J'ai fais des études, j'ai cherché et trouvé du travail à Paris, j'y suis restée et ai tenté d'y faire ma place. Jusqu'à l'aliénation.
Cinq ans de proximité étouffante, de bruits incessants, dans une ville qui se fait à la fois témoin et exécutant d'un mal être de l'Homme, le plongeant dans une solitude sans nom tout en berçant son quotidien de rencontres désincarnées.
L'euphorie des premiers temps passés à découvrir Paris est oubliée, et ne reste que la monotonie d'une vie bien rangée, dont les habitudes rassurent autant qu'elles abrutissent.

Je ne suis pas cette femme, mais parfois le poids de ces années parisiennes se fait si lourd que la tentation de tout lâcher, mon corps, mes pensées, semble être l'ultime solution pour sortir de cette apathie.

J'avais 25 ans, et je voulais être comme il faut. J'ai fais taire le monstre fou que je sentais logé en moi, ce cerveau maniaque en constante interrogation du comment et du pourquoi vivre, et donc inapte à vivre sans se poser de questions, en accueillant avec délices les petits bonheurs pour supporter les grandes souffrances.
Là où s'arrête la normalité des autres, je ne voyais que folie, la mienne.

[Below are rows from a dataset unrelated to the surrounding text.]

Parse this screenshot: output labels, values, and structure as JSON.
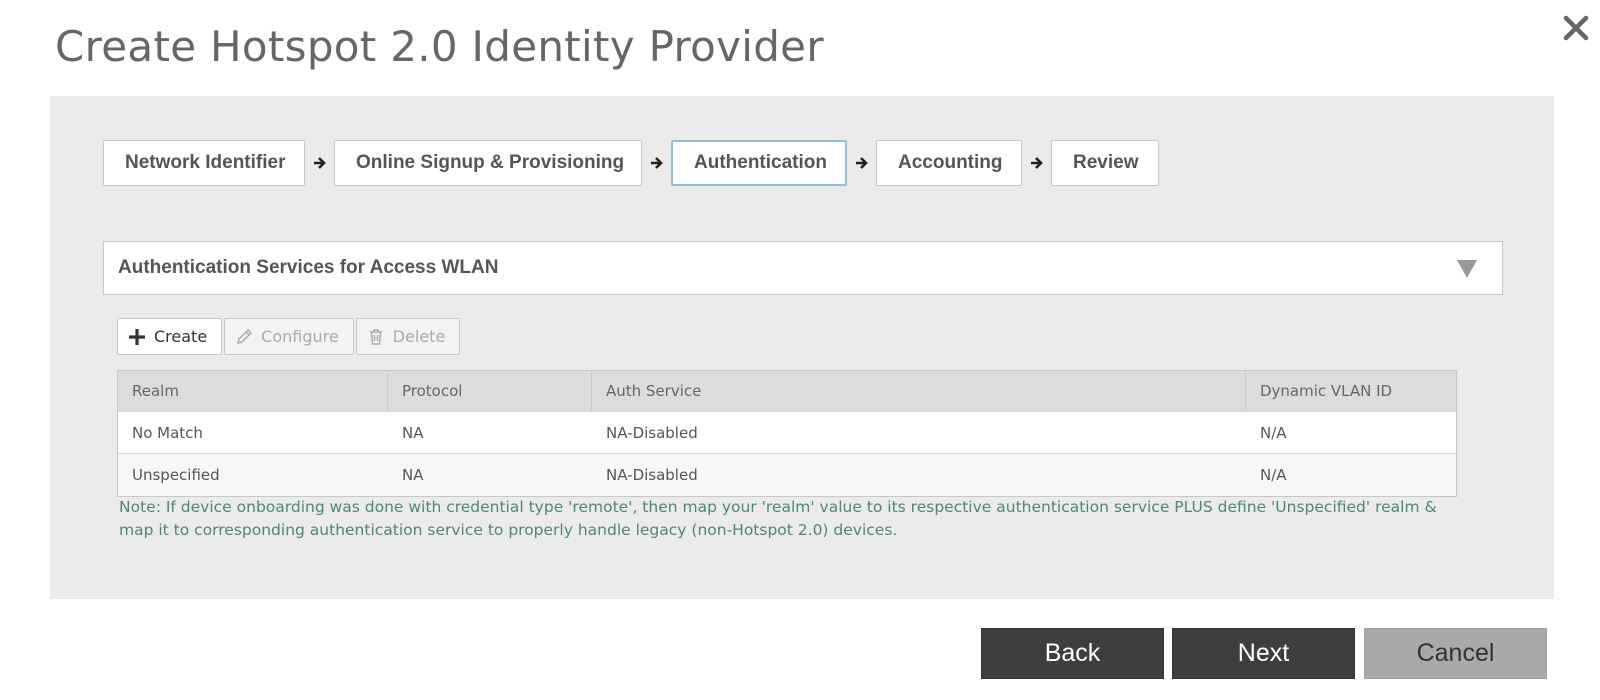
{
  "dialog": {
    "title": "Create Hotspot 2.0 Identity Provider"
  },
  "wizard": {
    "steps": [
      {
        "label": "Network Identifier"
      },
      {
        "label": "Online Signup & Provisioning"
      },
      {
        "label": "Authentication",
        "active": true
      },
      {
        "label": "Accounting"
      },
      {
        "label": "Review"
      }
    ]
  },
  "section": {
    "title": "Authentication Services for Access WLAN",
    "icon": "caret-down-icon"
  },
  "toolbar": {
    "create_label": "Create",
    "configure_label": "Configure",
    "delete_label": "Delete"
  },
  "table": {
    "columns": [
      "Realm",
      "Protocol",
      "Auth Service",
      "Dynamic VLAN ID"
    ],
    "rows": [
      [
        "No Match",
        "NA",
        "NA-Disabled",
        "N/A"
      ],
      [
        "Unspecified",
        "NA",
        "NA-Disabled",
        "N/A"
      ]
    ]
  },
  "note": "Note: If device onboarding was done with credential type 'remote', then map your 'realm' value to its respective authentication service PLUS define 'Unspecified' realm & map it to corresponding authentication service to properly handle legacy (non-Hotspot 2.0) devices.",
  "footer": {
    "back_label": "Back",
    "next_label": "Next",
    "cancel_label": "Cancel"
  },
  "colors": {
    "active_step_border": "#8cc2d6",
    "note_text": "#4b8a6e",
    "primary_button": "#3e3e3e",
    "cancel_button": "#a9a9a9"
  }
}
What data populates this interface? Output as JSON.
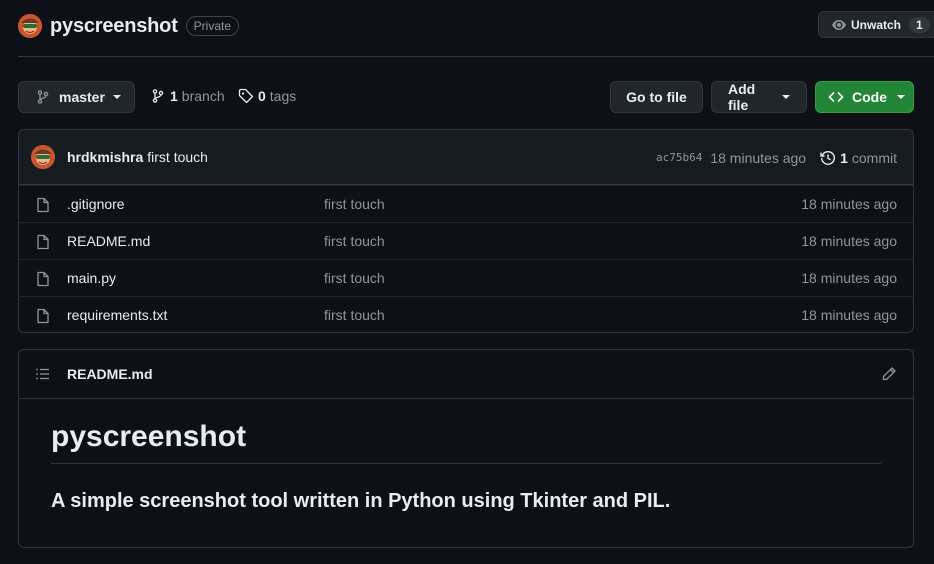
{
  "repo": {
    "name": "pyscreenshot",
    "visibility": "Private"
  },
  "watch": {
    "label": "Unwatch",
    "count": "1"
  },
  "branch_bar": {
    "current_branch": "master",
    "branch_count": "1",
    "branch_word": "branch",
    "tag_count": "0",
    "tag_word": "tags",
    "goto_file_label": "Go to file",
    "add_file_label": "Add file",
    "code_label": "Code"
  },
  "latest_commit": {
    "author": "hrdkmishra",
    "message": "first touch",
    "sha": "ac75b64",
    "time": "18 minutes ago",
    "commit_count": "1",
    "commit_word": "commit"
  },
  "files": [
    {
      "name": ".gitignore",
      "message": "first touch",
      "time": "18 minutes ago"
    },
    {
      "name": "README.md",
      "message": "first touch",
      "time": "18 minutes ago"
    },
    {
      "name": "main.py",
      "message": "first touch",
      "time": "18 minutes ago"
    },
    {
      "name": "requirements.txt",
      "message": "first touch",
      "time": "18 minutes ago"
    }
  ],
  "readme": {
    "filename": "README.md",
    "heading": "pyscreenshot",
    "body": "A simple screenshot tool written in Python using Tkinter and PIL."
  },
  "colors": {
    "background": "#0d1117",
    "border": "#30363d",
    "code_button": "#238636",
    "muted_text": "#8d96a0"
  },
  "icons": [
    "avatar",
    "eye-icon",
    "git-branch-icon",
    "tag-icon",
    "code-icon",
    "history-icon",
    "file-icon",
    "list-icon",
    "pencil-icon",
    "caret-down-icon"
  ]
}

Alors, pour être « normale », j'ai cessé d'écouter mes instincts, mes émotions qui tous pourtant me hurlaient qu'exister ne peut pas être « que ça » - laisser tomber nos identités et nos pensées propres pour ne surtout pas déborder d'un moule préfabriqué, où la moindre excentricité est perçue comme un défaut, le moindre bourrelet comme une monstruosité, la moindre pensée libre comme les prémisses d'une rébellion.

J'aurai bientôt 30 ans, et j'ai la sensation d'avoir été en hibernation la majeure partie de mon existence. Le réveil est dur, tant l'hiver a grippé tous mes réflexes et mes sensations.

Comment on vit ?
La question est toujours là, mais je sais maintenant qu'on ne vit pas en ne réfléchissant pas, en ne s'écoutant pas. La société nous fais croire que nous ne pouvons prétendre exister que dans les limites étriquées qu'elle nous impose – avoir un statut social, l'acquérir majoritairement par le travail et l'argent, par les relations sociales ensuite, par le famille enfin.
Exister serait donc trouver une place, la bonne place.

Pourtant, vivre est déjà un achèvement en soi.
Je ne sauterai pas.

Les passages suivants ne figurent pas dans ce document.